Majelis Tarjih dan Tajdid Gelar Pengajian ke-204, Saad Ibrahim: Inti Agama Adalah Tauhid
TVMU.TV - Pimpinan Pusat (PP) Muhammadiyah melalui Majelis Tarjih dan Tajdid (MTT) kembali menyelenggarakan Pengajian Tarjih Muhammadiyah, Rabu (25/1/2023).
Pada Pengajian edisi ke-204 ini, MTT PP Muhammadiyah menggandeng Universitas Muhammadiyah Malang (UMM) dan diselenggarakan secara luring di Hall BAU UMM.
Lalu secara daring melalui Zoom, serta live streaming YouTube Tarjih Channel dan YouTube tvMu Channel.
Adapun dalam kegiatan yang mengusung tema 'Akhlak kepada Allah; Ikhlas dan Husnudzan' ini materi disampaikan oleh Ketua PP Muhammdiyah Saad Ibrahim.
Dalam paparannya, Ketua PP Muhammadiyah Saad Ibrahim menjelaskan definisi ikhlas secara bahasa.
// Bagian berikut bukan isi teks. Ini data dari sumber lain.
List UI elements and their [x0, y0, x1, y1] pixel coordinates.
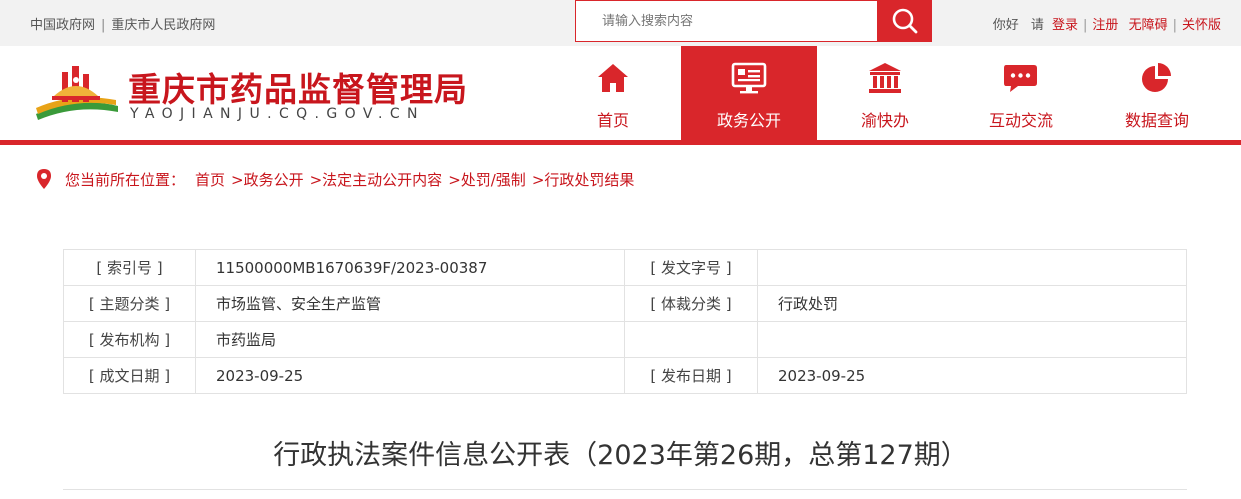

"Kata al-ikhlas itu dari akhlasha-yukhlishu- ikhlaasan. Isim failnya itu mukhlis dari tsulatsi mujarrad kha'-lam-shad. Yang arti dasarnya dalam konteks akhlasha yukhlishu-ikhlaasan itu artinya memurnikan, melakukan proses at-tajriid, jarrada- yujarridu-tajriidan; pemurnian," jelasnya.
Lebih lanjut, ia menerangkan arti-arti lain dari akar kata yang sama dengan al-ikhas.
"Ada ungkapan khalas, artinya intaha, selesai. Bahkan ada juga ungkapan khulashah, ada buku Khulashah Nuril Yaqin. Ringkasan dari kitab sejarah Nabi Nurul Yaqin, diringkas menjadi Khulashah," paparnya.
Dengan demikian, kata Saad, inti keberagamaan terkait relasi seorang hamba dengan Allah adalah ikhlas.
"Dan surat (al-Ikhlas) itu berisi tentang tauhid. Maka inti beragama itu mentauhidkan Allah," sebutnya.
Kemudian, Saad menyampaikan bahwa makna tauhid adalah memurnikan.
"At-tauhid itu bermakna proses at-tajrid, pemurnian keberadaan Tuhan, semata-mata, sebenar-benarnya sebagai Tuhan dari hal-hal yang tidak kita akui sebagai Tuhan," terangnya.
Maka dari itu, Saad menyimpulkan bahawa inti agama adalah sama yang diturunkan kepada para Nabi Adam sampai Nabi kita Muhammad, yaitu intinya adalah tauhid.
"Nah sikap kita bertauhid itu tercermin pada kata al Ikhlas, memurnikan. Posisi Tuhan, posisi Allah sebagai ilah dari ilah-ilah yang lain yang bukan ilah. Maknanya Allah kita tempatkan pada posisi tertinggi. Kita berada pada posisi sebagai hamba-Nya," jelasnya.
Setelah itu, Saad menjelaskan terkait surat al Ikhlas.
"Lalu ayat itu juga disambung dengan ash-Shamad. Kata ash-Shamad dalam tafsir Ath-Thabari, di antara makna yang paling bisa kita terima sepenuhnya adalah minal asmaail husna (salah satu asmaul husna), dan ash shamad itu puncak segala kebaikan," ujarnya.
“Kalau al-Adzim itu puncak dari segala kemuliaan, al-Qahhar, al-Qadiir, al-Jabbar, itu artinya Dzat yang memiliki puncak kekuasaan. Maka ash-Shamad itu seluruh kebaikan, seluruh keunggulan itu tercermin pada ash-Shamad," lanjut Saad.
Oleh karena itu, Saad pun menegaskan bahwa manusia sebagai makhluk Allah harus sepenuhnya menggantungkan urusan kepada Allah.
"Sering kita terjemahkan Dzat yang kepadanya seluruh makhluk bergantung. Maka at-tauhiditu mengesakan Allah, tidak sekadar mengesakan, tapi juga punya keyakinan bahwa Dzat Yang Maha Esa itu adalah Dzat yang memiliki segala puncak kemuliaan, puncak kebaikan, puncak keunggulan," ucapnya.